Ducha (integrando o projeto Atrocidades Maravilhosas), Coca-Coca, 2000. Impressão serigráfica sobre papel. Fonte: arquivo de Alexandre Volger.

Para além da autonomia e da clandestinidade, deve-se reconhecer o interesse que as intervenções urbanas passam a despertar em instituições artísticas e em empresas que viabilizam sua realização na década de 2000. É o caso do Prêmio Interferências Urbanas, concebido pelo artista Julio Castro e pela produtora Roberta Alencastro, que teve sua primeira edição realizada no ano 2000, contando com o apoio de parceiros como a Transurb, Furnas e Petrobras. A iniciativa é um desdobramento do evento Arte de Portas Abertas, que desde 1996 convida artistas do bairro carioca de Santa Teresa a abrirem seus ateliês para visitação pública. A abertura de portas dos ateliês tinha o objetivo de promover um contraponto à imagem de violência que vinha sendo associada ao bairro, devido aos recorrentes conflitos entre traficantes de drogas e a polícia. Com um pequeno investimento e apoio de voluntários, foi iniciado um processo de ressignificação do bairro, que mais tarde também contou com o apoio de empresas. O sucesso de público do Arte de Portas Abertas o inseriu no calendário cultural carioca e colaborou com a moldagem de uma nova imagem para Santa Teresa, que passou a ser reconhecida como polo de arte e cultura.[4]

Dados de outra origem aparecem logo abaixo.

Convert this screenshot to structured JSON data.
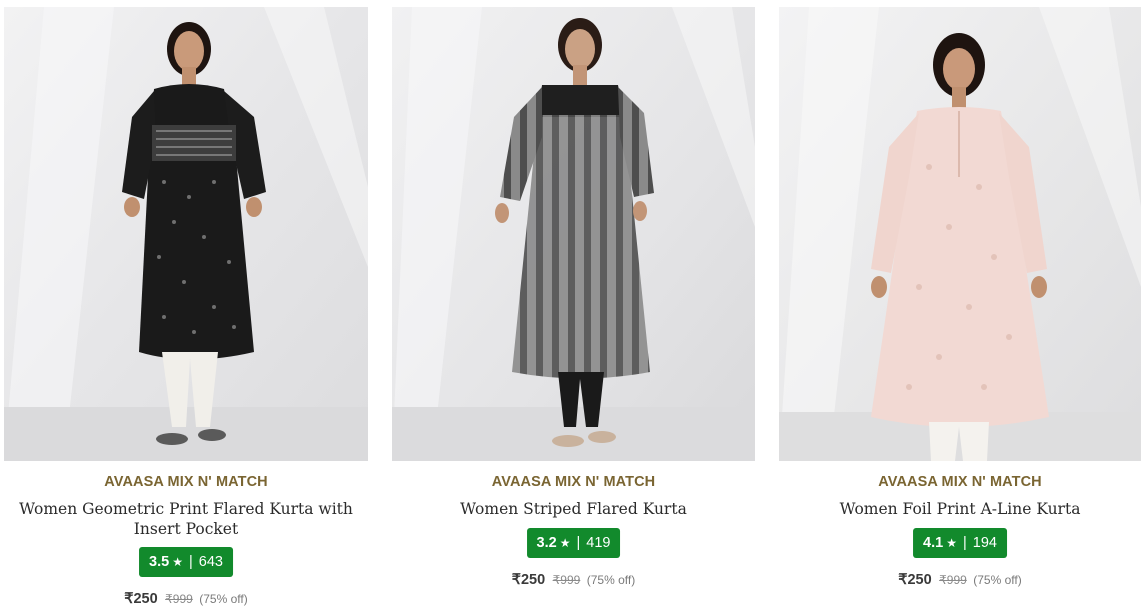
{
  "currency": "₹",
  "colors": {
    "brand": "#7a6532",
    "rating_bg": "#128a2c"
  },
  "products": [
    {
      "brand": "AVAASA MIX N' MATCH",
      "title": "Women Geometric Print Flared Kurta with Insert Pocket",
      "rating": "3.5",
      "star": "★",
      "reviews": "643",
      "price": "₹250",
      "mrp": "₹999",
      "discount": "(75% off)",
      "image": "woman in black geometric print flared kurta with white pants"
    },
    {
      "brand": "AVAASA MIX N' MATCH",
      "title": "Women Striped Flared Kurta",
      "rating": "3.2",
      "star": "★",
      "reviews": "419",
      "price": "₹250",
      "mrp": "₹999",
      "discount": "(75% off)",
      "image": "woman in grey striped sheer flared kurta with black leggings"
    },
    {
      "brand": "AVAASA MIX N' MATCH",
      "title": "Women Foil Print A-Line Kurta",
      "rating": "4.1",
      "star": "★",
      "reviews": "194",
      "price": "₹250",
      "mrp": "₹999",
      "discount": "(75% off)",
      "image": "woman in pale pink foil print A-line kurta with white pants"
    }
  ]
}
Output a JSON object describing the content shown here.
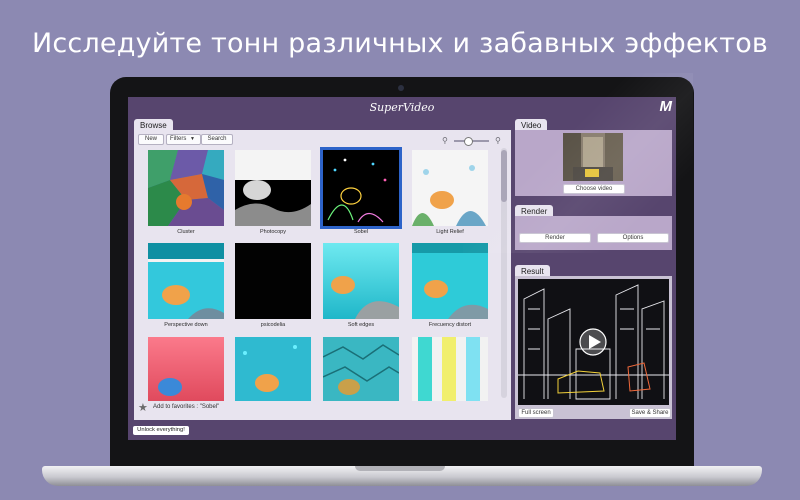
{
  "headline": "Исследуйте тонн различных и забавных эффектов",
  "app": {
    "title": "SuperVideo",
    "logo": "M"
  },
  "browse": {
    "tab": "Browse",
    "new_label": "New",
    "filters_label": "Filters",
    "search_label": "Search",
    "favorites_text": "Add to favorites : \"Sobel\"",
    "items": [
      {
        "label": "Cluster"
      },
      {
        "label": "Photocopy"
      },
      {
        "label": "Sobel"
      },
      {
        "label": "Light Relief"
      },
      {
        "label": "Perspective down"
      },
      {
        "label": "psicodelia"
      },
      {
        "label": "Soft edges"
      },
      {
        "label": "Frecuency distort"
      },
      {
        "label": ""
      },
      {
        "label": ""
      },
      {
        "label": ""
      },
      {
        "label": ""
      }
    ]
  },
  "unlock_label": "Unlock everything!",
  "video": {
    "tab": "Video",
    "choose_label": "Choose video"
  },
  "render": {
    "tab": "Render",
    "render_label": "Render",
    "options_label": "Options"
  },
  "result": {
    "tab": "Result",
    "fullscreen_label": "Full screen",
    "save_share_label": "Save & Share"
  },
  "colors": {
    "page_bg": "#8c89b2",
    "app_bg": "#57456e",
    "panel_bg": "#e8e4ef",
    "right_panel_bg": "#b9a7c9",
    "selection": "#2d63c9"
  }
}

Para o Prêmio Interferências Urbanas, foi negociada a liberação do espaço público com a subprefeitura do bairro e foi desenvolvido um edital que se comprometia em custear a produção de 10 projetos selecionados por uma comissão convidada pelos organizadores. Essa comissão foi formada, na primeira edição do projeto, pelos artistas Carlos Vergara e Ronaldo do Rego Macedo, além do crítico e curador Fernando Cocchiarale.[5]

Enquanto a maioria dos artistas contemplados pela primeira edição do Prêmio Interferências Urbanas interferia nas ruas e nos elementos arquitetônicos do bairro, um se destacou por extrapolar os limites físicos de Santa Teresa e não modificar a imagem do bairro, mas a paisagem vista a partir dele. A proposta de Ducha, um dos integrantes do Atrocidades Maravilhosas, consistia em intervir na iluminação do Cristo Redentor, colorindo o monumento com a cor vermelha.  A proposta, contudo, deveria ser aprovada pela Arquidiocese do Rio de Janeiro, que negou o pedido do artista. Ducha, contrariando a decisão da Igreja Católica, se infiltrou no monumento com a ajuda de amigos e realizou a ação clandestinamente, inserindo folhas de gelatina vermelhas sobre seus holofotes. O Cristo Redentor ficou vermelho por cerca de 45 minutos, até ser acionada a Rio Luz, empresa responsável pela iluminação de espaços públicos da cidade, que retirou a gelatina e interrompeu a intervenção.

Stills do vídeo Cristo Vermelho, 2000.

Em depoimento cedido por e-mail, o artista Geraldo Marcolini, que acompanhou Ducha em sua ação no Cristo Redentor, conta que o artista chegou ao monumento pouco antes do fim do horário de visitação – o que dificultou seu acesso ao monumento – mas conseguiu penetrar no espaço graças a uma desculpa inventada e relatada ao responsável pela segurança. Marcolini também revela:

“Quando chegamos no pátio aos pés da estátua, os últimos visitantes estavam de saída. Ducha imediatamente se meteu no mato e passamos para ele as gelatinas já recortadas no tamanho e forma dos spots e mais a fita adesiva própria para as gelatinas. Foi tudo bem rápido e um pouco tenso, apesar de serem muitos holofotes a receber a gelatina. Diria que tudo não passou de 15 minutos, e ao final das últimas aplicações já podíamos ver a estátua se tingindo de vermelho claro. Saímos como entramos, rápidos e sem levantar suspeitas, e fomos para o mirante Dona Marta apreciar o resultado da ação, onde já estava o Arthur Leandro com sua câmera”. [6]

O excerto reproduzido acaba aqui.